There are certain situations that only apply to DeafBlind people
who use tactile sign language. For example, I've been scratched
by women with long fingernails. Jewelry can be a problem. Rings
are distracting and sometimes too sharp.. Necklaces can get in
the way. One time, my fingers got stuck on an interpreter's long,
dangly earring.

Another time I had an interpreter who wore low-cut shirts. My
hands often touched skin above her chest. She had this odd habit
of signing "please" with my hand under hers. She did this once
while wearing a push-up bra. It was disgusting!

A more recent issue was with a great interpreter who I really
liked. My appointment was right after lunch. Every week she
showed up with onion and garlic breath. I found it hard to
breathe, but I was too shy to talk to her about it.

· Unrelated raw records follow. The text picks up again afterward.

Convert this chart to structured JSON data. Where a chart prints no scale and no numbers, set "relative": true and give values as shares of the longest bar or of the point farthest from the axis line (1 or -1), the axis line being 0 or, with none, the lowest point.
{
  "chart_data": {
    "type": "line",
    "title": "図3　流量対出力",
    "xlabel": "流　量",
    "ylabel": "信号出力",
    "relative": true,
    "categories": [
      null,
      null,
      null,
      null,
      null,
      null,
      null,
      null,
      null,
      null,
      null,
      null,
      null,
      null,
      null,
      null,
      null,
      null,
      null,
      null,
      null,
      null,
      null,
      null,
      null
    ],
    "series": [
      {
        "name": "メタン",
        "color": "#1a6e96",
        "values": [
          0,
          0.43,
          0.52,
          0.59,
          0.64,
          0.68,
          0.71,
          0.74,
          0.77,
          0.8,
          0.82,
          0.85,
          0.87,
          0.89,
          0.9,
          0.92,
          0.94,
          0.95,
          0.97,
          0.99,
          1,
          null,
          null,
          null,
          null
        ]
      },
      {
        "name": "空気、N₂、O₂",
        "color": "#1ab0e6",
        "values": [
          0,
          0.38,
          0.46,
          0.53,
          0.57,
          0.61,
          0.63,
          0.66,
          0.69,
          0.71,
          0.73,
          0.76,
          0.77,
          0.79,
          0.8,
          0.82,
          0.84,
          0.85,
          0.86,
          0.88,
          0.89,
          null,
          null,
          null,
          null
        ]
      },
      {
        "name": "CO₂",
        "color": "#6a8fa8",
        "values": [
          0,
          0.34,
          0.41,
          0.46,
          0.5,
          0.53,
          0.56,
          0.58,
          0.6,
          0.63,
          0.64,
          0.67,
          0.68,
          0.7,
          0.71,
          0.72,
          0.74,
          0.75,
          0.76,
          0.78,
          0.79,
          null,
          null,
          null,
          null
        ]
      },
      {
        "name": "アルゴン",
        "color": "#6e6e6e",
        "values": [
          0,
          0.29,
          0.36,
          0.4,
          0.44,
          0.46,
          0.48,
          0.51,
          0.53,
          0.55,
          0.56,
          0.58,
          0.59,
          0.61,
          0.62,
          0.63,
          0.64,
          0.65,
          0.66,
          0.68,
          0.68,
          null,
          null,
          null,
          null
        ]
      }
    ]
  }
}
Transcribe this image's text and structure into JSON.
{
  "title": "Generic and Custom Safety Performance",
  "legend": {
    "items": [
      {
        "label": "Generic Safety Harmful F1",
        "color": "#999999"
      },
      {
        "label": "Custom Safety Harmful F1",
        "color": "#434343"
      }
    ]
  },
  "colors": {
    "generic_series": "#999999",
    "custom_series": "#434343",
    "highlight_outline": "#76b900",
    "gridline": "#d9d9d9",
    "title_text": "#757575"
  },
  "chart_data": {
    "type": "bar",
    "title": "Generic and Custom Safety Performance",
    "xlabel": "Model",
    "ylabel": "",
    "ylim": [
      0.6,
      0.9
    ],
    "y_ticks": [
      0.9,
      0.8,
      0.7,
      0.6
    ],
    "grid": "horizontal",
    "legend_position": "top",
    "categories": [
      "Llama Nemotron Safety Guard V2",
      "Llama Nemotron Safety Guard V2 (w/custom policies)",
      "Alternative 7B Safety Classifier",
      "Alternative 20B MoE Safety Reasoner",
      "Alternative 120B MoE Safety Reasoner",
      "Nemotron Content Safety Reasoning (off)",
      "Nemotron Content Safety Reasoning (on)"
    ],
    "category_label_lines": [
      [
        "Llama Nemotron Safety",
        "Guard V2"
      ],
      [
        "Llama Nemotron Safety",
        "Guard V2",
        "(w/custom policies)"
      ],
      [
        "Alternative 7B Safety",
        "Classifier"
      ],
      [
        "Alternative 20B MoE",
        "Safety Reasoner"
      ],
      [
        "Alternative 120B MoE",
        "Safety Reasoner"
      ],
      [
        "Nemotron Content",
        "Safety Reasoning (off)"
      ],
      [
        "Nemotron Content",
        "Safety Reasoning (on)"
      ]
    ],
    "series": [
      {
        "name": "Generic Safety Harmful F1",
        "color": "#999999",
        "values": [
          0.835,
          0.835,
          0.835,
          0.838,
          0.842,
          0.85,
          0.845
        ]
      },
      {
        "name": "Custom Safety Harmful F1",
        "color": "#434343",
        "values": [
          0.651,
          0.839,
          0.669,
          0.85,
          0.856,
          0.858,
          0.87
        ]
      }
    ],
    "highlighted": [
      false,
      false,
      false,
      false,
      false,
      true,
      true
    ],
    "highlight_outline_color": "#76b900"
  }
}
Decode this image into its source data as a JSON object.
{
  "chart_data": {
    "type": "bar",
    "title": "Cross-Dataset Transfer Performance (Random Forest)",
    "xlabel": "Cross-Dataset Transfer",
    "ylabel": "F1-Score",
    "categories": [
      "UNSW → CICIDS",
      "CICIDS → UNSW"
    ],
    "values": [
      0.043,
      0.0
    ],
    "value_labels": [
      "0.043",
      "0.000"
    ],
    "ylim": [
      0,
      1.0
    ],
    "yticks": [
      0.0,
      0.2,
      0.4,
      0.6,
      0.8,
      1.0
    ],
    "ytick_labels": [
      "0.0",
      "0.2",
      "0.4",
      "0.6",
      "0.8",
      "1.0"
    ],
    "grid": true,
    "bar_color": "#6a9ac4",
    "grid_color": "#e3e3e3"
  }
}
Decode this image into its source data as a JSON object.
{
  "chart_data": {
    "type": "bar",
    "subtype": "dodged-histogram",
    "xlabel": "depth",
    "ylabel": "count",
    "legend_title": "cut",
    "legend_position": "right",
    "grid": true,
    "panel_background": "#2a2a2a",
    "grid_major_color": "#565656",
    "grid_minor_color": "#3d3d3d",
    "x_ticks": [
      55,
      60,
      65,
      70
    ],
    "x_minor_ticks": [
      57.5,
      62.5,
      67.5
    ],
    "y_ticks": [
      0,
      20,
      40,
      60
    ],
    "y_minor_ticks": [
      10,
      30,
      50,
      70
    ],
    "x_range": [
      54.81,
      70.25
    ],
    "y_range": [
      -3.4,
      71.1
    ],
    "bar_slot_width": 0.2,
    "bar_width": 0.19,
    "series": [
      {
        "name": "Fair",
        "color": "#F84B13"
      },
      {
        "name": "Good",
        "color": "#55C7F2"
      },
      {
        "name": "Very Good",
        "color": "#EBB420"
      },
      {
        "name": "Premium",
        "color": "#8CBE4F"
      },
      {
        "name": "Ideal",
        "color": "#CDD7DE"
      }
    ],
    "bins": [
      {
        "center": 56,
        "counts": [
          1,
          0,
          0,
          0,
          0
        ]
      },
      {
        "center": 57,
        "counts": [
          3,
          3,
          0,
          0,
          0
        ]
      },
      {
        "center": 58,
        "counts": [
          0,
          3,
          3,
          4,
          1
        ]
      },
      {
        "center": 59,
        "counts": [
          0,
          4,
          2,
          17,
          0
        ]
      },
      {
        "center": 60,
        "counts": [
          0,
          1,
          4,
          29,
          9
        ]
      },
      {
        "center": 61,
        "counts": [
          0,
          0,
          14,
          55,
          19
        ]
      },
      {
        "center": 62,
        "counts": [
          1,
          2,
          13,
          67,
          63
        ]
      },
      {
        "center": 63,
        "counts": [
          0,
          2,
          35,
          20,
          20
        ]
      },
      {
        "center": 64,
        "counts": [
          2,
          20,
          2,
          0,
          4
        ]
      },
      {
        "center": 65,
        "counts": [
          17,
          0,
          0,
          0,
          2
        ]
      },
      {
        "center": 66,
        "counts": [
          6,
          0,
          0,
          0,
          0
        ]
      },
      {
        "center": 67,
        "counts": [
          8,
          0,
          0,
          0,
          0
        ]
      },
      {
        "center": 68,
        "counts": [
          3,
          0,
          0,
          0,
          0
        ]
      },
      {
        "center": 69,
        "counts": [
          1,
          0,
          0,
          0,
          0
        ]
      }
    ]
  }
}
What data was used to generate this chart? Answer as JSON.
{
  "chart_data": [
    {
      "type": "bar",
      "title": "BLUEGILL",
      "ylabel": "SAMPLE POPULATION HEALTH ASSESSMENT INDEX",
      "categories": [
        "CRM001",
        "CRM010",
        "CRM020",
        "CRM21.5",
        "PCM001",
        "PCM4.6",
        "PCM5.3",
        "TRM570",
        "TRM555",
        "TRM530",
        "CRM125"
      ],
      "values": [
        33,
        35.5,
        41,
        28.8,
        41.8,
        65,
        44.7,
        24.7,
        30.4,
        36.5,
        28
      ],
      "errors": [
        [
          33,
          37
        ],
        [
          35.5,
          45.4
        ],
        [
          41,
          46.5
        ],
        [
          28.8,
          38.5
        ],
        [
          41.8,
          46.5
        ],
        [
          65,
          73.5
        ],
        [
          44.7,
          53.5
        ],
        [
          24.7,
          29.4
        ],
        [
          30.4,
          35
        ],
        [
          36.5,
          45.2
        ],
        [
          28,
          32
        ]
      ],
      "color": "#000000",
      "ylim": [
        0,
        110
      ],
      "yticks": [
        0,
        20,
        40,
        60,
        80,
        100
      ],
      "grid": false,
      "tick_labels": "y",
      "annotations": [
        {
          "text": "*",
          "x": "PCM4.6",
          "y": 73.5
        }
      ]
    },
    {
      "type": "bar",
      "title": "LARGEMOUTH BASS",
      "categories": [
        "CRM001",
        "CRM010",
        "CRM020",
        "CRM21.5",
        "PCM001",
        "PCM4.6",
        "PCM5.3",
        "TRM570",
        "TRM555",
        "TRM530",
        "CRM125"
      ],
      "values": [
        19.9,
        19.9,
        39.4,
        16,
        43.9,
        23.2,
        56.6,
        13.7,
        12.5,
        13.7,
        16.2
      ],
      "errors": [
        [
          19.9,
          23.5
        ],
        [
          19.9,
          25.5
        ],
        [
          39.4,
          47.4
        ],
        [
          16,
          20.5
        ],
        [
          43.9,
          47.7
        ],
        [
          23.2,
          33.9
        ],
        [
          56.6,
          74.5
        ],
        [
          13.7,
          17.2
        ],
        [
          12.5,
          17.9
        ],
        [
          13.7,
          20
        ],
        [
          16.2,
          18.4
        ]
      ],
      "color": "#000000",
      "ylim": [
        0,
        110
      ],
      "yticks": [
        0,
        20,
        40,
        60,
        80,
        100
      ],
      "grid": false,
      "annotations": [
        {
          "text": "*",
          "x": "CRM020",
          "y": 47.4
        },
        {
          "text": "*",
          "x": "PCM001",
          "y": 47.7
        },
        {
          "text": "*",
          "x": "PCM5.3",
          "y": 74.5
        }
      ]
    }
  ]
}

DeafBlind interpreting is not just signing into a person's hand.
Many interpreters think that all they have to do is sign like
they would to a Deaf person, but use tactile sign language.
There's far more to it than that. I think a big problem is lack
of training. Interpreters often show up on the job with no
experience communicating with a DeafBlind individual.

For one thing, the needs of DeafBlind people vary from person to
person. Not everyone uses tactile. An interpreter has to be ready
to communicate in different ways. They must learn the needs and
preferences of the DeafBlind individual and not stray from there.
It's all about the DeafBlind person. And each person is
different.

Most importantly, interpreters must understand the importance of
visual interpreting. This refers to the visual aspects of
communication that a DeafBlind person misses. First, the
interpreter should describe the physical layout of the room. This
helps create a visual image of the environment. The interpreter
should tell who is present, where they are sitting and what they
are doing. What is the emotional atmosphere of the group? What is
the speaker's attitude and body language? All of this is
essential information that the individual who is deaf-blind needs
to know. Communication will never be truly successful without
visual interpretation.

There are cultural aspects that should be considered. Some of
these are the same as Deaf culture. But there is such a thing as
DeafBlind culture. Not knowing about these aspects can negatively
affect communication. For example, people who are DeafBlind use
touch for almost everything. They may touch the interpreter. If
the interpreter isn't aware of this cultural behavior, he/she may
become uncomfortable or offended.

I'd like to tell interpreters, "Do not assume." If they don't
have experience, they should ask the DeafBlind person for
guidance. When working with a new individual, they should find
out about his/her preferences and needs. If a situation or
behavior is confusing, they should discuss it with the DeafBlind
person to find out what's wrong and how to make adjustments. The
DeafBlind individual is the boss. The interpreter is the link.
For communication to be successful, the two must work as a team.